Published: Thursday, Sept. 11 2008 12:07 a.m. MDT

BYU offensive coordinator Rober Anae.

Scott G. Winterton, Deseret News

They were born more than two decades apart. One is in the twilight of a storied career; the other guy is just starting to hang his hat on some big numbers and players.

But Norm Chow and Robert Anae are bark off the same tree.

Offensive coordinators R Us.

The master and the student meet in a surreal encounter on Saturday.

Some would argue Chow is the master, but calling Anae the student is way off base. Anae has the No. 3-ranked passing offense (412 ypg) and No. 1 receiver (Dennis Pitta) in the NCAA this week.

Chow is a hired gun, brought on board by UCLA's Rick Neuheisel to once again create a high-powered offense.

The two Hawaiian play-callers will be on center stage when UCLA's Chow returns to Provo, where he and BYU's Anae will kick off a game of chess going against opposing defenses.

Both grew up on Hawaii's island of Oahu. Chow attended the private Punahoe High in Honolulu, and Anae went to public school an hour away on the north shore at Kahuku.

Neither were quarterbacks. Chow was an offensive lineman at Utah. Anae played guard and center at BYU.

Both had key roles on BYU's early 1980s run of conference championships, bowl victories and a national championship in Provo. Their histories are intertwined; their backgrounds knotted together like rope. Both shared

time in the LaVell Edwards era that included four WAC titles and a 43-7 record from 1981 to 1984.
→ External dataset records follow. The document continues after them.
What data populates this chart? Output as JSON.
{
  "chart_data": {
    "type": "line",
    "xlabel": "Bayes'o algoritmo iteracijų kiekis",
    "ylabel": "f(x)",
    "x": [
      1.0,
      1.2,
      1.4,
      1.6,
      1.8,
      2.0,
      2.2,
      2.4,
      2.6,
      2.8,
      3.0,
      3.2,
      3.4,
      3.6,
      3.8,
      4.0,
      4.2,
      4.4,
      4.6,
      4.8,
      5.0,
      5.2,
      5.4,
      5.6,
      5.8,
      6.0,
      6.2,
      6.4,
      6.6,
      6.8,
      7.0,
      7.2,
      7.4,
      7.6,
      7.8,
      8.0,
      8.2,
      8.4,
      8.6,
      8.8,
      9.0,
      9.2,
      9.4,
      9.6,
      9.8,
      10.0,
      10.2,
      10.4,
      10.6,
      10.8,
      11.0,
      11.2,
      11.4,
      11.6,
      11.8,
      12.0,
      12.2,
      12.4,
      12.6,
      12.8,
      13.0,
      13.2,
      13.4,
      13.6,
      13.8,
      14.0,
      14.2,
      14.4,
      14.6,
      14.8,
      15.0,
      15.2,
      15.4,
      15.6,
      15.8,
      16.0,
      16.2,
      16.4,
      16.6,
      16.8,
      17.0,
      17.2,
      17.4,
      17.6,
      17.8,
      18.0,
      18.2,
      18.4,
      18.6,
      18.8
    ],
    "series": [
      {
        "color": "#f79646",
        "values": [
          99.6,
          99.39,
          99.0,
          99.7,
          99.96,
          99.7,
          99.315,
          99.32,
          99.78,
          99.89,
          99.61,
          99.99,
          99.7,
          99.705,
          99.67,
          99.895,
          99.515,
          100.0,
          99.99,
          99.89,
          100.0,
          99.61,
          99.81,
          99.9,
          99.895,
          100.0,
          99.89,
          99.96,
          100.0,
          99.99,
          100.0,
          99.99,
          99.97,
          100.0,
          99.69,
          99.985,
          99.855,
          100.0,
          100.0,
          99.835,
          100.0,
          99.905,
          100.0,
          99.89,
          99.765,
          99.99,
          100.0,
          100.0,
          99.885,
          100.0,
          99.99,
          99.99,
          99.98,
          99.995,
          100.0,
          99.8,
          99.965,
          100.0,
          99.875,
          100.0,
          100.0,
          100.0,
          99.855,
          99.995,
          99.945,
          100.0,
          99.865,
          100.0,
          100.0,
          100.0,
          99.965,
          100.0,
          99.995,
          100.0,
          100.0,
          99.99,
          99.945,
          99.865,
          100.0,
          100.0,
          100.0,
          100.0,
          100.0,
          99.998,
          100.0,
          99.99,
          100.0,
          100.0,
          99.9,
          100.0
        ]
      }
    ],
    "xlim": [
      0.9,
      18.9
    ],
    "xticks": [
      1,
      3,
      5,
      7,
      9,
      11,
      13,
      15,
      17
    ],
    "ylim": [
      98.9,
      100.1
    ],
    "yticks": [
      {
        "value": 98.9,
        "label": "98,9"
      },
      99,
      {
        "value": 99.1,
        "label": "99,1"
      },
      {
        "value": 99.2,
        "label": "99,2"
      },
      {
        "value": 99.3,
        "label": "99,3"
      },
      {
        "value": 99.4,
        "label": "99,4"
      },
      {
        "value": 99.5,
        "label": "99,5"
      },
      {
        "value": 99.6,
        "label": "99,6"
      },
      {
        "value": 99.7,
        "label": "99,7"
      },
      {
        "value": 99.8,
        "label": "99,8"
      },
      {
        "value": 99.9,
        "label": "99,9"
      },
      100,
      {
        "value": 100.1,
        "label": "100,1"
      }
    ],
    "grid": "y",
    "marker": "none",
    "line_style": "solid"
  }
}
Both have strong personalities. Both are well-educated. In fact, both are doctors, as Chow has a Ph.D. in education and Anae has his doctorate in sociology. They are outspoken, sometimes even stubborn. They also can be a little shy, but a little behind-the-scenes kind of guys both are supremely confident, and friends say they are very focused in their approach to their jobs.

Anae has been criticized as a play-caller in Provo, but Chow was the ultimate target of many BYU fans throughout his career in Provo, where fans used him as a tethered goat because Edwards was off-limits, but Chow was fair game after losses.

Chow could tell Anae, "Heat, Robert? You've had a candle; I've felt fusion."